Hace treinta años una pequeña aldea del Pirineo de Huesca se hizo universal. Fue gracias a ‘La lluvia amarilla’, obra en la que se ficcionaba acerca de cómo sería la vida del último de sus habitantes: desde los tiempos en los que unos pocos compartían las silenciosas noches de sus calles nevadas hasta el día en que finalmente el protagonista se quedó solo, haciendo que ese silencio se hiciera permanente.
Aquella Ainielle que describía Julio Llamazares no sólo es real, sino que cada vez es más común. Durante los últimos años el problema de la despoblación rural ha ido emergiendo como una tema recurrente, aunque de forma secundaria y casi inadvertida. Se ha hablado de la ‘Sibera española’, esa vasta extensión entre Aragón y la parte oriental de las dos Castillas en las que apenas hay núcleos poblados, y se ha ido visibilizando poco a poco el enorme problema de acceso a servicios que hay en grandes partes del país.
El breve mandato autonómico de María Dolores de Cospedal, una política de primera fila en aquel momento, puso el foco en una de esas regiones casi invisibles para el resto del país y llevó a los titulares las carencias sistémicas en lo que respecta a Educación o Sanidad. El caso de Castilla-La Mancha no es en general distinto a lo que se puede encontrar en muchos otros puntos de la Meseta.
Los recortes públicos -producto de la crisis- y el cuestionamiento del papel de las diputaciones -producto de la escalada reformista de las instituciones- han ido agravando la situación. Hay comarcas que dependen de prestaciones itinerantes, o que directamente obligan a sus habitantes a recorrer largas distancias para acceder a servicios básicos.

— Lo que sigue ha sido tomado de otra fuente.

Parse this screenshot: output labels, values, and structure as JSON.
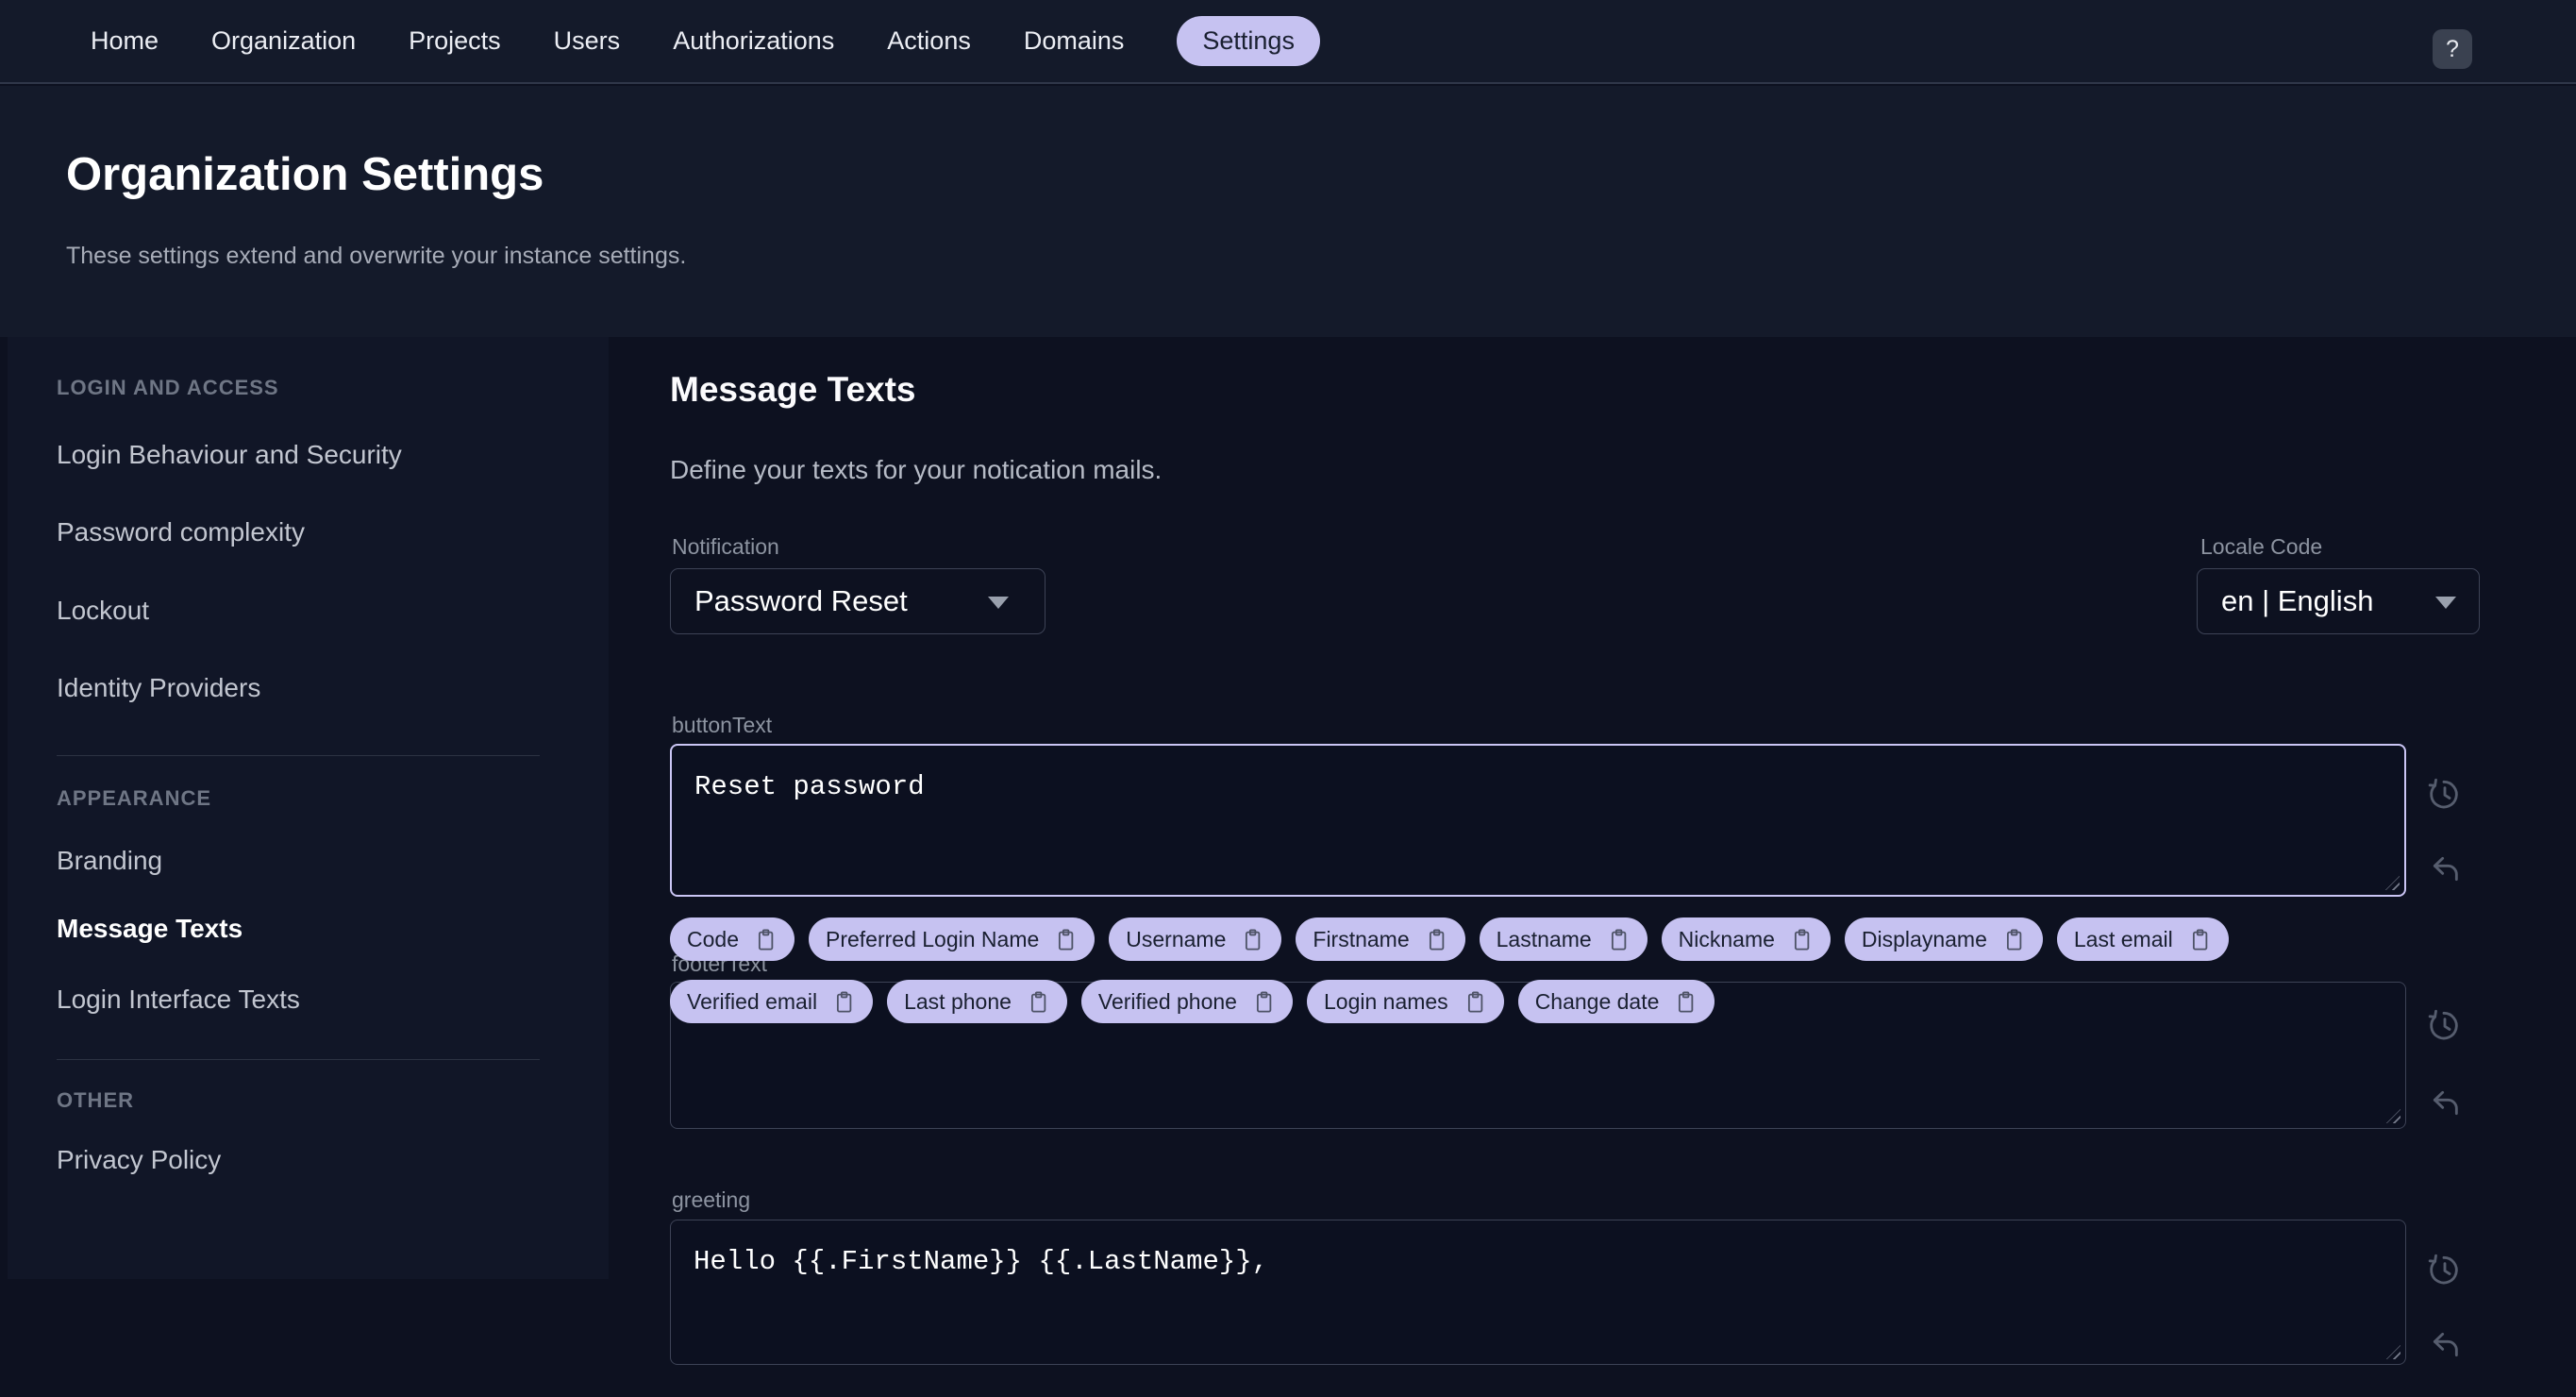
{
  "nav": {
    "items": [
      "Home",
      "Organization",
      "Projects",
      "Users",
      "Authorizations",
      "Actions",
      "Domains",
      "Settings"
    ],
    "active": "Settings",
    "help_label": "?"
  },
  "header": {
    "title": "Organization Settings",
    "subtitle": "These settings extend and overwrite your instance settings."
  },
  "sidebar": {
    "sections": [
      {
        "heading": "LOGIN AND ACCESS",
        "items": [
          "Login Behaviour and Security",
          "Password complexity",
          "Lockout",
          "Identity Providers"
        ]
      },
      {
        "heading": "APPEARANCE",
        "items": [
          "Branding",
          "Message Texts",
          "Login Interface Texts"
        ]
      },
      {
        "heading": "OTHER",
        "items": [
          "Privacy Policy"
        ]
      }
    ],
    "active_item": "Message Texts"
  },
  "main": {
    "title": "Message Texts",
    "subtitle": "Define your texts for your notication mails.",
    "notification": {
      "label": "Notification",
      "value": "Password Reset"
    },
    "locale": {
      "label": "Locale Code",
      "value": "en | English"
    },
    "fields": {
      "buttonText": {
        "label": "buttonText",
        "value": "Reset password",
        "focused": true
      },
      "footerText": {
        "label": "footerText",
        "value": ""
      },
      "greeting": {
        "label": "greeting",
        "value": "Hello {{.FirstName}} {{.LastName}},"
      }
    },
    "chips": {
      "row1": [
        "Code",
        "Preferred Login Name",
        "Username",
        "Firstname",
        "Lastname",
        "Nickname",
        "Displayname",
        "Last email"
      ],
      "row2": [
        "Verified email",
        "Last phone",
        "Verified phone",
        "Login names",
        "Change date"
      ]
    }
  },
  "icons": {
    "chip_icon": "clipboard-icon",
    "field_actions": [
      "history-icon",
      "undo-icon"
    ],
    "select_caret": "caret-down-icon",
    "help": "question-mark-icon"
  },
  "colors": {
    "accent": "#c6c2f1",
    "focus_border": "#cbc6f5",
    "background": "#0d1120",
    "header_background": "#141a2a",
    "sidebar_background": "#111627",
    "chip_text": "#1a2031"
  }
}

Por ponerle cifras, en menos de 150 municipios -los que tienen más de 50.000 habitantes- se concentra más de la mitad de la población total del país. Es decir, en apenas 150 ciudades vive más gente que en las otras casi ocho mil localidades del país juntas.
Los escaños despoblados
Más allá de las crisis infraestructurales que esto conlleva, ese desequilibrio tiene un evidente impacto político que retroalimenta el problema: como son regiones en las que se juegan pocos escaños, los líderes políticos no han atendido a sus demandas. Al menos hasta ahora, cuando la llamada ‘España silenciada’ ha salido a la calle. Justo cuando la pelea para que un bloque sume mayoría va a jugarse en apenas un puñado de escaños.
Eso se debe a que nuestro sistema electoral reparte de inicio dos escaños a cada una de las 50 circunscripciones que hay -que corresponden a las provincias existentes- más un escaño a cada ciudad autónoma. El resto se reparten proporcionalmente según la población. Así, de los 350 escaños que hay en juego, sólo 28 son para las once circunscripciones menos pobladas (que reparten entre uno y tres asientos en el Congreso), contrastando con los 37 que aporta sólo Madrid, o los 32 sólo de Barcelona. En total, las 13 circunscripciones más grandes de esas 52 suponen la mayoría absoluta del Congreso.
El sistema electoral actual no está pensado para situaciones en las que compitan más de dos fuerzas nacionales grandes. Eso es algo que tradicionalmente han sufrido partidos como IU, que ha llegado a sumar un solo escaño con más de un millón de votos, o PACMA, siempre extraparlamentario pese a tener más votos que formaciones con representación.
En el escenario actual, donde se espera que cinco fuerzas compitan para copar el Parlamento, las matemáticas no cuadran: la mitad de las circunscripciones reparten menos escaños que partidos grandes hay -es decir, cuatro o menos-, de forma que unos pocos votos pueden causar un enorme baile de escaños.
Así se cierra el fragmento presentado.